CD 2 startet mit dem 2:40minütigen „Lost In Space“ wieder sehr atmosphärisch und mit herrlichen Harmonien. Stimmsamples, die Bernd als Töne einsetzt, finden sich dann in „Anomalie“, das dadurch neben der Klangfarbe und den Harmonien einen leichten Schillertouch bekommt. In „1987“ zeigt sich Bernd dann wieder von seiner unwiderstehlich rhythmischen Seite. Nach dem knapp zweiminütigen Zwischenspiel „Day After“, das wie eine Brücke wirkt, geht es dann im 7:29minütigen „Down Back To My Soul (Part II)“, das nahtlos anschließt, wieder sehr rhythmisch weiter. Der Sequenzer bildet hier den Grundbogen auf dem Bernd nun seine Harmonien setzt, zu dem sich dann nach nicht ganz zwei Minuten ein pumpender Beat gesellt. Das klingt, als würde er zu seinen 2005’er Wurzeln zurückkehren. So hab ich Moonbooter in Erinnerung, als ich damals auf seine Musik aufmerksam wurde. Ein schöner Track.

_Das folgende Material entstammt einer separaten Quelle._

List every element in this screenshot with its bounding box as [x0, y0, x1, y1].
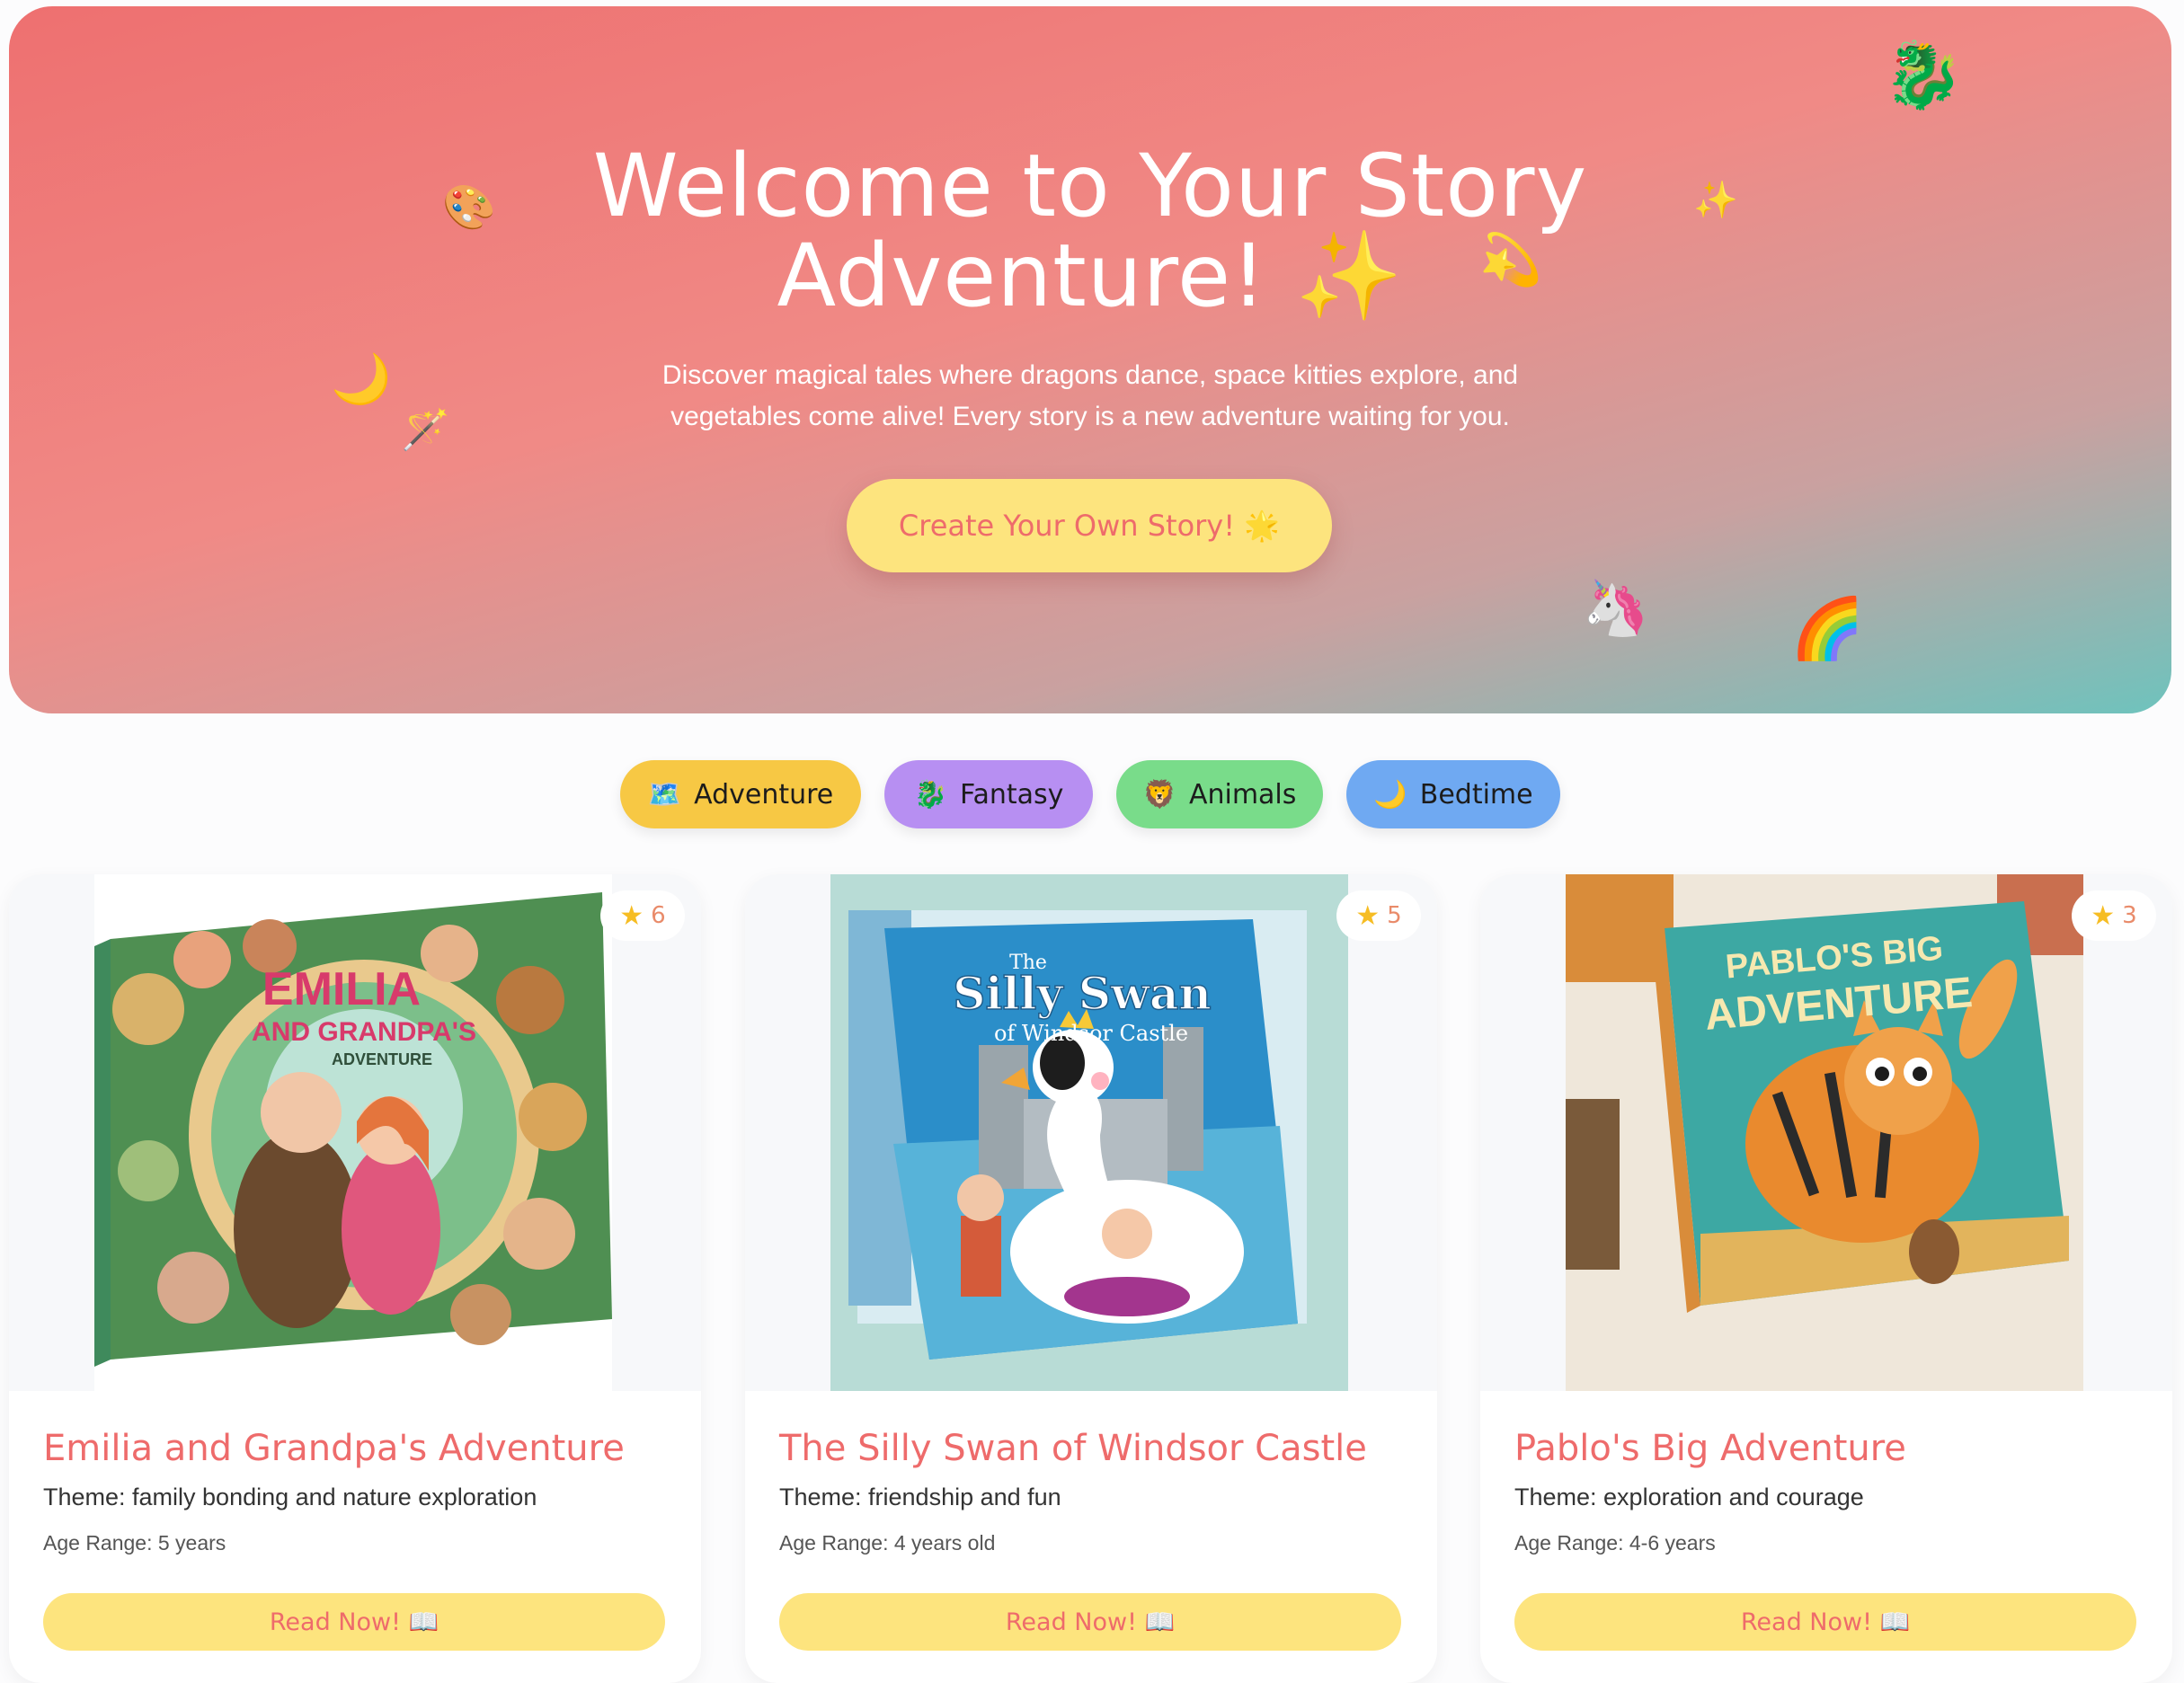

Nach dem hinreißenden „From The Dark Into Light“, das vor allem ab Minute zwei zur vollen Entfaltung kommt und mitreißt, findet sich mit „Music On Hold“ ein melancholisches Stück auf der zweiten CD, bei dem wieder die Pianosounds im Vordergrund stehen. Es dauert drei Minuten bis Bernd zu einer verträumten Melodie greift. Der harte Rhythmus im Track „Machine Bugs“ könnte bei dem ein oder anderen Hörer die Vermutung aufkommen lassen, dass die CDR defekt ist. Das ist aber nicht so, denn Bernd hat hier bewusst die schnellen und ungewöhnlichen Rhythmen eingebaut und somit wohl den Track mit den schnellsten Rhythmen erstellt, die er jemals auf CD gebannt hat. In „Carpet 2020“ hat er einen Sound drauf, der stark an die Soundtracks des John Carpenter erinnert (der Titel soll wohl auch darauf hinweisen). Allerdings hat Bernd diesen Sound mit einem für Carpenter ungewöhnlichen pumpenden Beat versehen. Klingt aber richtig gut.

Seit ich Moonbooters Musik mit seinem ersten Album „Teralogica“ für mich entdeckt habe, fasziniert mich die Musik des in der Eiffel beheimateten Elektronikmusikers. Auch das neue Album steht dem in Nichts nach. Wer seine Musik mag, der muss hier einfach wieder zugreifen. Für diejenigen, die seine Musik nicht kennen, bietet das Album aufgrund seiner Vielseitigkeit einen sehr guten Einstieg in den Moonbooter-Musikkosmos.